The lady’s nose wrinkled disdainfully. “Which way lies the Palace?”

“Down the lane on your left, noble one. You can see where the wall of the King’s garden makes one side of Paternoster Row. You can reach the Cheapside along the road also,” he added, “if you do not turn in your way until you come where the Churchyard joins the Folk—”

“Turn then to the left.”

They obeyed her, but their gay chatter died on their lips. If the road bore none of the repulsiveness of the shambles, it was still little more cheerful than the graveyard. On their right, an ice-stiffened marsh reached to the great City wall, while a remnant of the primeval beech forest lay along their left, leafless, wind-lashed and groaning. Ahead, behind its walls and above its gardens of clustering fruit-trees, rose the towers and gilded spires of the King’s Palace.

As they neared the arched gateway, red with the cloaks of the royal guards, it seemed to Randalin that an icy hand had closed about her heart. The blood was ebbing from Elfgiva’s face, and it could be seen that she was forced to keep moistening her lips with her tongue. Nearer—now they were in front of the entrance—All at once, the lady thrust a spur into her horse as he was slackening his pace in obedience to her tightened rein.

“To the goldsmiths’ first,” she ordered. “On our way back—” Her words were lost on the frosty wind.

The master of the first booth in the row of wretched little stalls was humped with steaming breath over a brazier of glowing coals. He leaped to greet such splendid ladies with a profusion of salaams and a mouthful of pretty speeches that brought some of the color back to Elfgiva’s cheeks.

“Do not have me in contempt, Tata,” she admonished with a laugh of some unsteadiness. “It is not certain that I am going to belie you to the guards, or that I have lost faith in your sign. Let me sharpen my weapon for some space among these precious things, and it may be that I shall go hence panting for the field.”

“Ah, gracious lady, you must needs buy my whole stock,” the merchant cried with ingratiating smiles, “for I can never endure to sell to another what I have once seen near your face.”

Elfgiva laughed beautifully then, and the Danish girl took a fresh grip upon her patience. Certainly the jewelled bugs, the golden snakes, the strands of amber and jet and pearl, seemed to act as tonics upon the Northampton lady. If she had not traded away, at the first two stalls, every ornament in her possession, she would have investigated each booth in the square. She came out in bubbling spirits to the waiting horses and the half-frozen guards.

“This Cheapside is a very fairy garden,” she prattled, lingering with her foot in the hand of the kneeling groom. “Everything in beds and rows as they were herbs,—milk down this lane, soap down that, jewels, fabrics—” She turned with a sudden inspiration. “Maidens, would not this be a merry thought? To find out where the fabrics are kept and try some cloth of gold against these pearls?”

As the servile murmur answered, Randalin’s brow darkened. Cloth of gold and pearls,—when a wolf was tearing at her heart!
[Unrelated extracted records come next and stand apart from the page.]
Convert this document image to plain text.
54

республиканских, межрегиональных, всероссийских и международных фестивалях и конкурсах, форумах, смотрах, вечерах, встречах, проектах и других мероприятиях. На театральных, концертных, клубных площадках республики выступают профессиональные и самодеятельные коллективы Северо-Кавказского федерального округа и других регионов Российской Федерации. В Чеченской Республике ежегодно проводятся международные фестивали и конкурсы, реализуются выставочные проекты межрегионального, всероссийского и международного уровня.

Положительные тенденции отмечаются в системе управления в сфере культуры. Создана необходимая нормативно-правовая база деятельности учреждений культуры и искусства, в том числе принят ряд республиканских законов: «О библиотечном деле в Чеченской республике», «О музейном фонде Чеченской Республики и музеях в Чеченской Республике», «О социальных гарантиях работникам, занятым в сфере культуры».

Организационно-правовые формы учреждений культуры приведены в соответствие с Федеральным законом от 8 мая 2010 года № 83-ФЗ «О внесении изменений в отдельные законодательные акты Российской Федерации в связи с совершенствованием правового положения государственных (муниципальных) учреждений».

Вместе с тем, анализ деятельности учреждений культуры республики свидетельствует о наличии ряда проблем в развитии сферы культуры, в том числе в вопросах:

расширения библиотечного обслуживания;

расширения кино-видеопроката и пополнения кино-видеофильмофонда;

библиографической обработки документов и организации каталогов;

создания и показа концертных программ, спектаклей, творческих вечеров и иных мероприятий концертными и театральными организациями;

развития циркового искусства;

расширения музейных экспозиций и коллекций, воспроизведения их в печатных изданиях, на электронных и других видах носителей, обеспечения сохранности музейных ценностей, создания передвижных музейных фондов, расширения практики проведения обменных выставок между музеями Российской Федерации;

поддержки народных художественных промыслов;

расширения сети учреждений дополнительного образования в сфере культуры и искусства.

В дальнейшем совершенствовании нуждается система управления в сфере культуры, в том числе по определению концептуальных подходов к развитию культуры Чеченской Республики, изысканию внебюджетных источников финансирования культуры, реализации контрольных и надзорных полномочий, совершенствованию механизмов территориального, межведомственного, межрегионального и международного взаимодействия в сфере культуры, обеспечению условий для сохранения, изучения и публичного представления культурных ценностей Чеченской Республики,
She spoke desperately, “I wish that the way to the fabrics might lie past the King’s House, lady.”

The King’s wife sent her a glance, half resentful, half questioning. “Why do you say that?”

“Because if Canute could see you as you look now, with your cheeks a-flower and that ermine, like snow, upon your hair, there is nothing in the world he could refuse you.”

Elfgiva’s mouth curved bewitchingly. “You speak as though you had jewels to sell. What fine manners they have, these London merchants! Tell me, Candida, Leonorine, does she speak the truth? On your crosses, has not the cold reddened my nose? Or pinched the bloom off my lips?”

If the murmur that answered lacked any heartiness, their mistress did not perceive it, for every man within earshot swelled it with reassurance,—thinking perhaps of the hot spiced wine in the King’s cups.

After a moment of hesitation, she flew up to her saddle like a bird. “Do you all think so?” she laughed. “Certainly I never felt in lustier spirits. I declare that I will try it. Hasten, before the roses wilt in my cheeks. Forward! To the Palace!”